Some attorneys seem to think the reporter “can press a button and it’s done.” The advent of realtime reporting, where parties see the transcript as it is recorded, has only added to this perception. Most reporters “strive to be accurate.” As a result, they prefer to review and correct any typographical errors in the transcript. Despite the computerization, the process can still take time.
What types of errors can occur? There are, of course, the difficulties associated with obscure terms or special terminology. But even a single keystroke can mean the difference between various alternate words or meanings. In fact, realtime reporting can be a significant culprit in this regard. A past article in the Journal of Court Reporting highlighted the challenges of realtime captioning a message from the Pope. The software generated conflicts between such words as “thy” and “thigh,” “canon” and “cannon,” “thrown” and “throne,” and perhaps most disconcertingly, “Jews” and “juice.”
13. Technology is your friend. To put it mildly, technology has revolutionized our lives. Although technology can sometimes be frustrating and intimidating, it provides many efficiencies and capabilities that our legal and court reporting professionals simply did not have access to before.
A prime example of that is court reporting realtime technology. As the reporter writes on their steno machine the words being spoken, the words spoken are instantly translated into English and appear on the reporter’s realtime screen. With this technology, attorneys are able to receive the realtime feed on their laptops or iPads allowing them to not only view the transcript as it is being spoken, but to scroll through previous testimony, search for any key words, add notations or issue codes.
Another example is a totally electronic transcript. With more courts requiring electronic filings only, an electronic transcript in several different formats can be furnished with the exhibits hyperlinked and any corrections by the witness inserted.
14. Some final points. Court reporting is a physically demanding job. It may not look like it because we are sitting at a keyboard, but it is. Many court reporters face repetitive stress injuries in their hands, arms, shoulders, necks and backs. That’s why the chair matters.
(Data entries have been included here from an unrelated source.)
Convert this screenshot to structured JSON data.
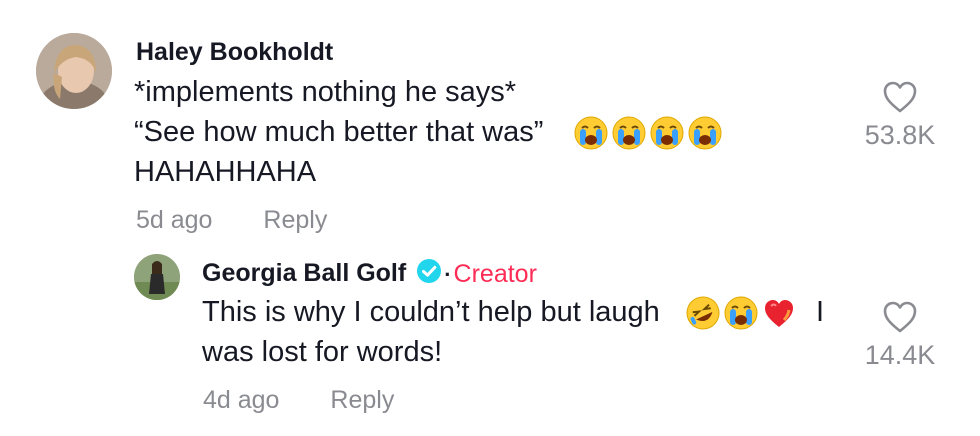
{
  "comments": [
    {
      "username": "Haley Bookholdt",
      "lines": [
        "*implements nothing he says*",
        "“See how much better that was”",
        "HAHAHHAHA"
      ],
      "time": "5d ago",
      "reply_label": "Reply",
      "likes": "53.8K",
      "emojis": [
        "loudly-crying-face",
        "loudly-crying-face",
        "loudly-crying-face",
        "loudly-crying-face"
      ]
    }
  ],
  "reply": {
    "username": "Georgia Ball Golf",
    "verified": true,
    "dot": "·",
    "badge": "Creator",
    "lines": [
      "This is why I couldn’t help but laugh",
      "I",
      "was lost for words!"
    ],
    "time": "4d ago",
    "reply_label": "Reply",
    "likes": "14.4K",
    "emojis": [
      "rolling-on-floor-laughing",
      "loudly-crying-face",
      "heart-on-fire"
    ]
  },
  "colors": {
    "creator": "#fe2c55",
    "verified": "#20d5ec",
    "muted": "#8a8b91"
  }
}
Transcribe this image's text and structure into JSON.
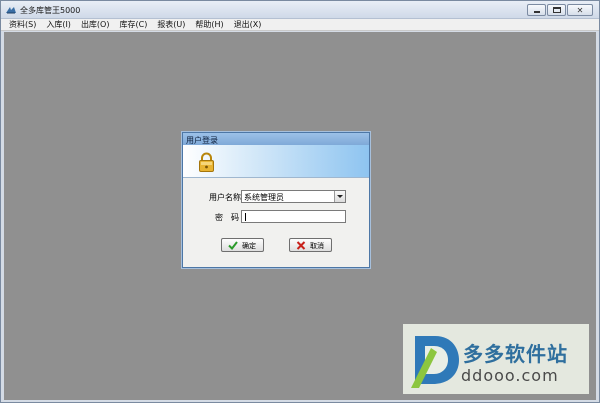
{
  "window": {
    "title": "全多库管王5000",
    "icon": "app-logo-icon",
    "controls": [
      "minimize-icon",
      "maximize-icon",
      "close-icon"
    ]
  },
  "menu": {
    "items": [
      {
        "label": "资料(S)"
      },
      {
        "label": "入库(I)"
      },
      {
        "label": "出库(O)"
      },
      {
        "label": "库存(C)"
      },
      {
        "label": "报表(U)"
      },
      {
        "label": "帮助(H)"
      },
      {
        "label": "退出(X)"
      }
    ]
  },
  "login": {
    "title": "用户登录",
    "banner_icon": "lock-icon",
    "user_label": "用户名称",
    "user_value": "系统管理员",
    "password_label": "密码",
    "password_value": "",
    "ok_label": "确定",
    "ok_icon": "checkmark-icon",
    "cancel_label": "取消",
    "cancel_icon": "x-icon"
  },
  "watermark": {
    "name": "多多软件站",
    "url": "ddooo.com"
  },
  "colors": {
    "workspace": "#909090",
    "dialog_banner": "#8ec4f0",
    "watermark_text": "#2f6f9e"
  }
}
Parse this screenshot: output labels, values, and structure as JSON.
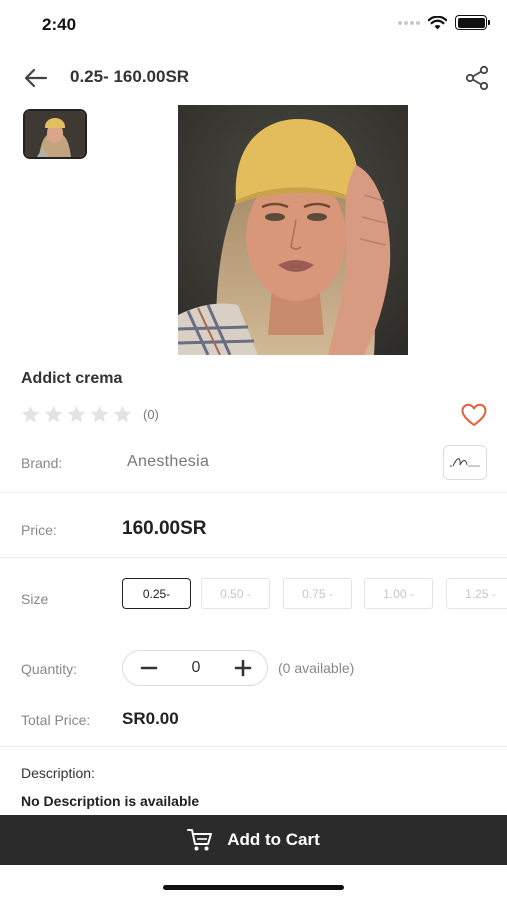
{
  "status_bar": {
    "time": "2:40"
  },
  "header": {
    "title": "0.25- 160.00SR"
  },
  "product": {
    "name": "Addict crema",
    "rating_count": "(0)"
  },
  "brand": {
    "label": "Brand:",
    "name": "Anesthesia"
  },
  "price": {
    "label": "Price:",
    "value": "160.00SR"
  },
  "size": {
    "label": "Size",
    "options": [
      "0.25-",
      "0.50 -",
      "0.75 -",
      "1.00 -",
      "1.25 -"
    ],
    "selected": "0.25-"
  },
  "quantity": {
    "label": "Quantity:",
    "value": "0",
    "minus": "−",
    "plus": "+",
    "available": "(0 available)"
  },
  "total": {
    "label": "Total Price:",
    "value": "SR0.00"
  },
  "description": {
    "label": "Description:",
    "text": "No Description is available"
  },
  "cart": {
    "label": "Add to Cart"
  },
  "icons": {
    "back": "arrow-left-icon",
    "share": "share-icon",
    "favorite": "heart-icon",
    "cart": "cart-icon",
    "star": "star-icon"
  },
  "colors": {
    "heart": "#e2603b",
    "star_empty": "#e3e3e3",
    "cart_bar": "#2b2b2b"
  }
}
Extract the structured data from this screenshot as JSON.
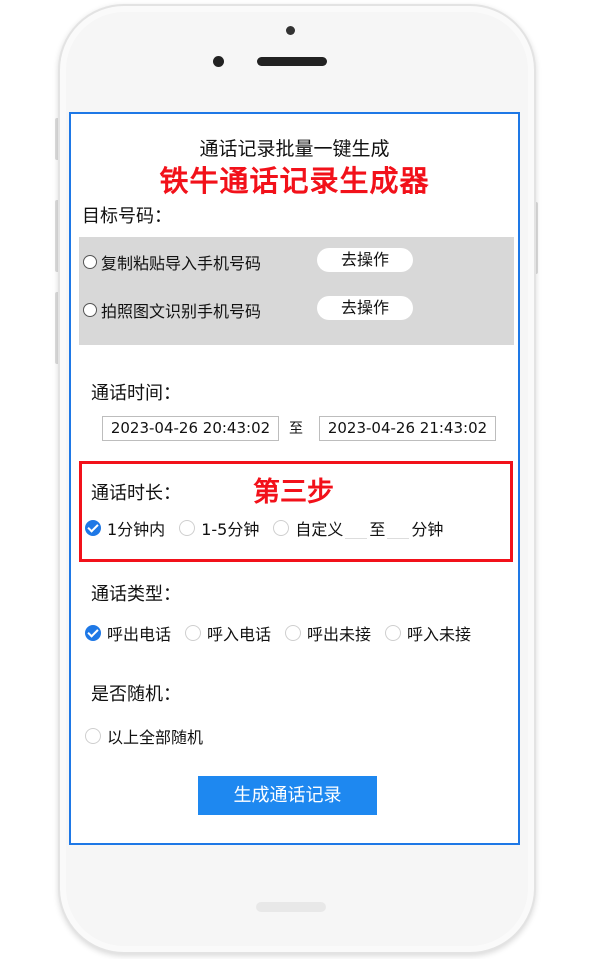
{
  "header": {
    "subtitle": "通话记录批量一键生成",
    "title": "铁牛通话记录生成器"
  },
  "target_numbers": {
    "label": "目标号码：",
    "options": [
      {
        "label": "复制粘贴导入手机号码",
        "button": "去操作"
      },
      {
        "label": "拍照图文识别手机号码",
        "button": "去操作"
      }
    ]
  },
  "call_time": {
    "label": "通话时间：",
    "start": "2023-04-26 20:43:02",
    "separator": "至",
    "end": "2023-04-26 21:43:02"
  },
  "call_duration": {
    "label": "通话时长：",
    "step_annotation": "第三步",
    "options": [
      "1分钟内",
      "1-5分钟",
      "自定义"
    ],
    "selected": "1分钟内",
    "custom_separator": "至",
    "custom_unit": "分钟"
  },
  "call_type": {
    "label": "通话类型：",
    "options": [
      "呼出电话",
      "呼入电话",
      "呼出未接",
      "呼入未接"
    ],
    "selected": "呼出电话"
  },
  "random": {
    "label": "是否随机：",
    "option": "以上全部随机"
  },
  "generate_button": "生成通话记录",
  "colors": {
    "accent": "#1e78e6",
    "button": "#1e88f0",
    "annotation_red": "#f2111a"
  }
}
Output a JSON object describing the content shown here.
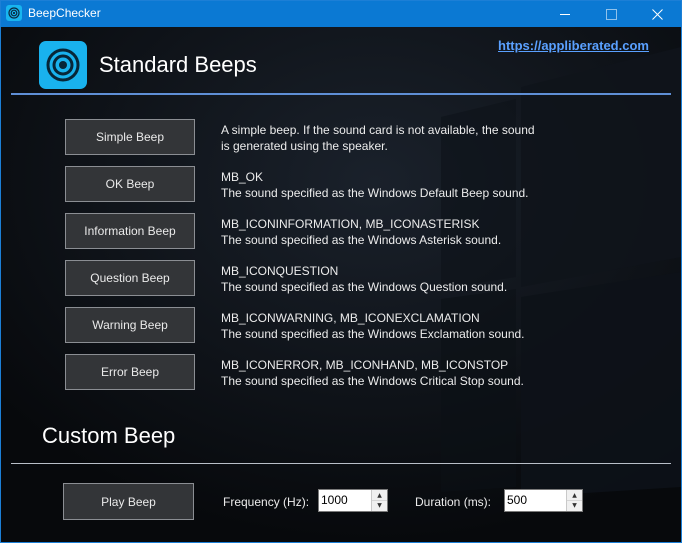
{
  "window": {
    "title": "BeepChecker"
  },
  "header": {
    "title": "Standard Beeps",
    "link": "https://appliberated.com"
  },
  "standard_beeps": [
    {
      "button": "Simple Beep",
      "line1": "A simple beep. If the sound card is not available, the sound",
      "line2": "is generated using the speaker."
    },
    {
      "button": "OK Beep",
      "line1": "MB_OK",
      "line2": "The sound specified as the Windows Default Beep sound."
    },
    {
      "button": "Information Beep",
      "line1": "MB_ICONINFORMATION, MB_ICONASTERISK",
      "line2": "The sound specified as the Windows Asterisk sound."
    },
    {
      "button": "Question Beep",
      "line1": "MB_ICONQUESTION",
      "line2": "The sound specified as the Windows Question sound."
    },
    {
      "button": "Warning Beep",
      "line1": "MB_ICONWARNING, MB_ICONEXCLAMATION",
      "line2": "The sound specified as the Windows Exclamation sound."
    },
    {
      "button": "Error Beep",
      "line1": "MB_ICONERROR, MB_ICONHAND, MB_ICONSTOP",
      "line2": "The sound specified as the Windows Critical Stop sound."
    }
  ],
  "custom": {
    "title": "Custom Beep",
    "play_label": "Play Beep",
    "frequency_label": "Frequency (Hz):",
    "frequency_value": "1000",
    "duration_label": "Duration (ms):",
    "duration_value": "500"
  },
  "colors": {
    "titlebar": "#0b79d3",
    "accent_logo": "#19b2ee",
    "link": "#5aa0ff",
    "background": "#0a0d12"
  }
}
Regular breaks and time to eat a decent lunch during lengthy proceedings are appreciated.
The two best ways to improve the transcript of any proceeding are “speak clearly and don’t interrupt each other.” Do that and you won’t just make the court reporter’s day, you will make your record.
Reporters are the silent performers in the deposition room or courtroom, as they should be. When a reporter does speak up, it is in the best interest of the record to recognize and acknowledge the problem at hand and to make every effort to resolve it.
Remember: THE SPOKEN WORD VANISHES; THE WRITTEN RECORD REMAINS.
15. The bottom line. As court reporters, we want to work well with you, our client. We want to help you obtain an accurate, usable record, and we want to provide you with the best possible transcript. We want to have a partnership that works for all parties concerned. We are a dedicated, hardworking group of professionals who are proud to be working with you in the legal system. Let’s make the most of our collective skills, abilities, resources and talents, and let’s work together to be an outstanding team.